17 thoughts on “The Laying Away of the Dark

  1. Nice meditative stream of consciousness, the language of contemplation always verges on poesy. I am fortunate to have good health, but we all suffer from the terminal condition called life. Thanks for following our blog, we look forward to more exchanges soon.


  2. Missed this until now- a lovely reminder of my sitting yoga/meditation session on the train. I must try it more often. A view on the world even from within takes us out of ourselves !


  3. Everything about this post is beautiful, Karen. I love how you were guided to the yoga and how you did the entire program without thinking about the end. Like Beth, I am in awe of the writing. So beautiful, unique, and descriptive. Every word is like a stoke of color in a Dutch Master painting. You are a true warrior poet. {{{hugs}}} Kozo


    1. I apologize for taking so long to respond to your comment but you know how some moments are…. Glad you enjoyed the post and thanks for the kind words about my writing. In particular, I am humbled by “warrior poet.” Truly, thank you, Kozo.


  4. Hi Karen, I loved your pictures that are beautiful. I too have picked up meditation again as my health has been hit and miss for a long time now. In the morning if I can rise myself (if not the afternoon) I feed the birds that have a small table on the deck outside the cabin. Then I place the nuts for the squirrels and sit with my morning coffee and watch them. They are oblivous to the pleasure they give me. However, they stay and watch me watching them and as I chat to them, they tilt their heads like cats do, when you talk to them. Last week, a squirrel ran along the rail and looked into the cabin where I was sitting as if to say, “come on then, wheres my breakfast?”


    1. Hi, Athena!
      So glad to hear from you and thanks for sharing your morning moment. Meditation settles me, even when the sitting is a bit rocky. For me, the stillness is the stage for all the thoughts and the sensations enter and exit. Like you, I often watch squirrels outside my bedroom window as well as a cottontail rabbit or two. Take care of yourself. Best to you.
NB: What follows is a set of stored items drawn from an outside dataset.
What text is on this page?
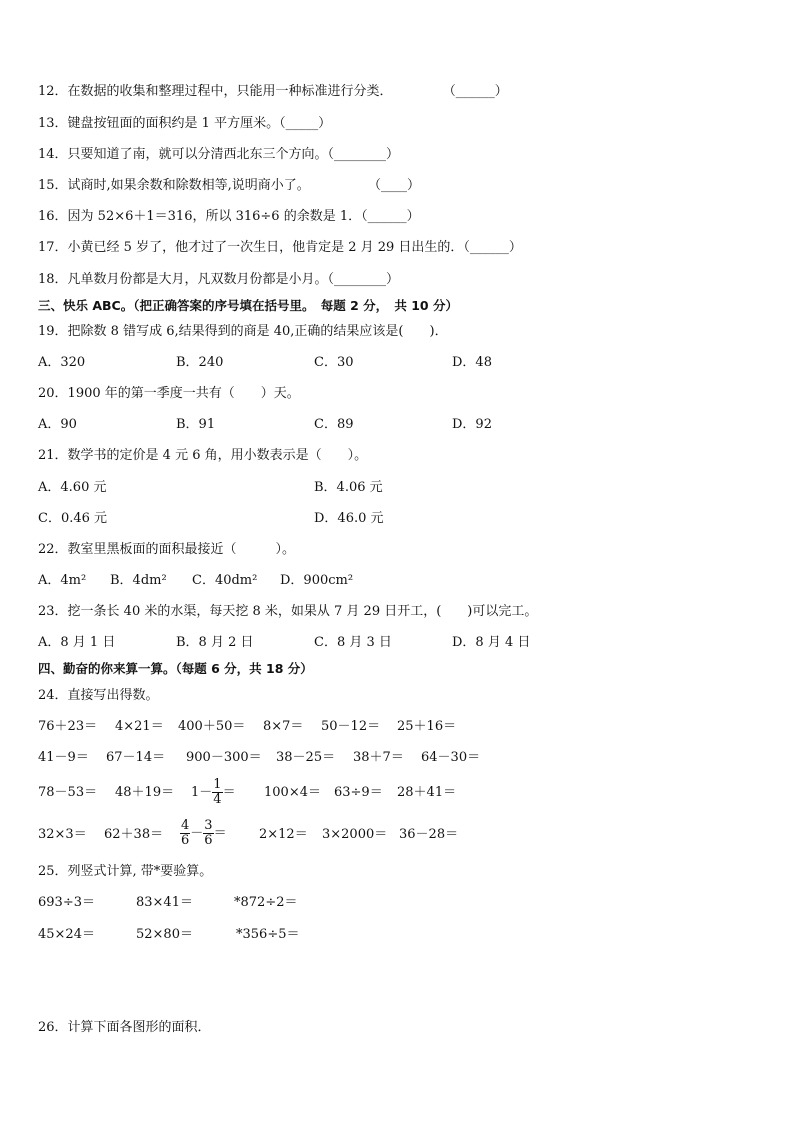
12．在数据的收集和整理过程中，只能用一种标准进行分类．	（______）
13．键盘按钮面的面积约是 1 平方厘米。（_____）
14．只要知道了南，就可以分清西北东三个方向。（________）
15．试商时,如果余数和除数相等,说明商小了。	（____）
16．因为 52×6＋1＝316，所以 316÷6 的余数是 1．（______）
17．小黄已经 5 岁了，他才过了一次生日，他肯定是 2 月 29 日出生的．（______）
18．凡单数月份都是大月，凡双数月份都是小月。（________）
三、快乐 ABC。（把正确答案的序号填在括号里。　每题 2 分，　共 10 分）
19．把除数 8 错写成 6,结果得到的商是 40,正确的结果应该是(　　)．
A．320	B．240	C．30	D．48
20．1900 年的第一季度一共有（　　）天。
A．90	B．91	C．89	D．92
21．数学书的定价是 4 元 6 角，用小数表示是（　　）。
A．4.60 元	B．4.06 元
C．0.46 元	D．46.0 元
22．教室里黑板面的面积最接近（　　　）。
A．4m² B．4dm² C．40dm² D．900cm²
23．挖一条长 40 米的水渠，每天挖 8 米，如果从 7 月 29 日开工，(　　)可以完工。
A．8 月 1 日	B．8 月 2 日	C．8 月 3 日	D．8 月 4 日
四、勤奋的你来算一算。（每题 6 分，共 18 分）
24．直接写出得数。
76＋23＝ 4×21＝ 400＋50＝ 8×7＝ 50－12＝ 25＋16＝
41－9＝ 67－14＝ 900－300＝ 38－25＝ 38＋7＝ 64－30＝
$78-53= 48+19= 1- \frac{1}{4} = 100\times 4= 63\div 9= 28+41=$
$32\times 3= 62+38= \frac{4}{6} - \frac{3}{6} = 2\times 12= 3\times 2000= 36-28=$
25．列竖式计算, 带*要验算。
693÷3＝	83×41＝	*872÷2＝
45×24＝	52×80＝	*356÷5＝
26．计算下面各图形的面积．
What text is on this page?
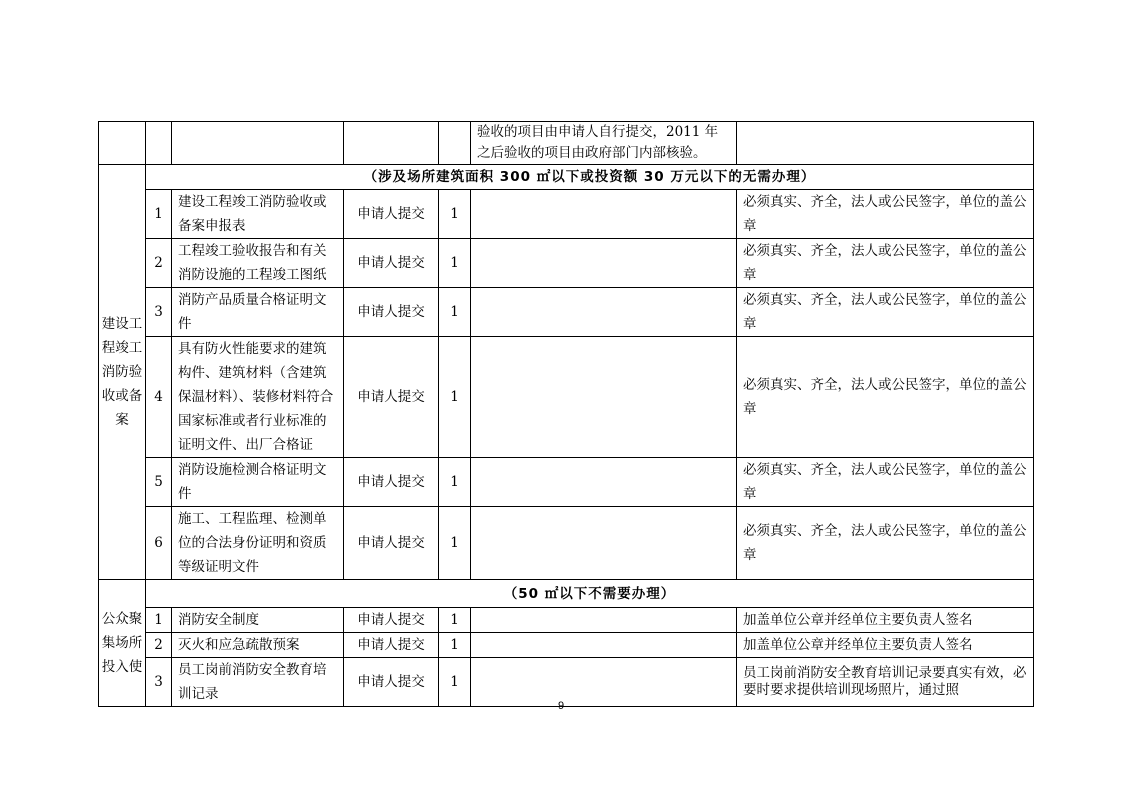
					验收的项目由申请人自行提交，2011 年之后验收的项目由政府部门内部核验。	
建设工程竣工消防验收或备案	（涉及场所建筑面积 300 ㎡以下或投资额 30 万元以下的无需办理）					
	1	建设工程竣工消防验收或备案申报表	申请人提交	1		必须真实、齐全，法人或公民签字，单位的盖公章
	2	工程竣工验收报告和有关消防设施的工程竣工图纸	申请人提交	1		必须真实、齐全，法人或公民签字，单位的盖公章
	3	消防产品质量合格证明文件	申请人提交	1		必须真实、齐全，法人或公民签字，单位的盖公章
	4	具有防火性能要求的建筑构件、建筑材料（含建筑保温材料）、装修材料符合国家标准或者行业标准的证明文件、出厂合格证	申请人提交	1		必须真实、齐全，法人或公民签字，单位的盖公章
	5	消防设施检测合格证明文件	申请人提交	1		必须真实、齐全，法人或公民签字，单位的盖公章
	6	施工、工程监理、检测单位的合法身份证明和资质等级证明文件	申请人提交	1		必须真实、齐全，法人或公民签字，单位的盖公章
公众聚集场所投入使	（50 ㎡以下不需要办理）					
	1	消防安全制度	申请人提交	1		加盖单位公章并经单位主要负责人签名
	2	灭火和应急疏散预案	申请人提交	1		加盖单位公章并经单位主要负责人签名
	3	员工岗前消防安全教育培训记录	申请人提交	1		员工岗前消防安全教育培训记录要真实有效，必要时要求提供培训现场照片，通过照
9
  5. Your post begins my morning with a smile, for not only does your writing inspire me with simply beautiful writing, “witness the laying away of the dark for the light.” but it reminds me that we can choose how to begin each day. For so many years, I bolted out of bed in the morning, truly that person who awakened instantly to made to-do lists. I’m retired for seven years now, but that old habit of working has not disappeared. But I love the quiet of morning and the courage to confront ‘what is’ that your blog gives me.


    1. Hello, Beth!
      Thanks for such a thoughtful and kind comment about my blog. It is most appreciated. Like you, I have known years of waking to lists and plans but for me, the greatest gift of my life now is that I wake up to it just for itself. It amazes me every morning. Best to you and yours, Beth.


  6. Beautiful post and picture. Surrender can be really hard to achieve but it’s in doing so that we find peace. I’m sorry you have Lupus, as you might know I have something similar to that, plus my closest friend has Lupus, so I understand a little of how it might be for you. Chronic illness is a difficult challenge but an all important teacher of surrender. Blessings to you!


    1. Thanks for stopping by and yes, I do know that you have something similar. For me, chronic illness is yet the most powerful teacher I have met but I have miles to go. Namaste.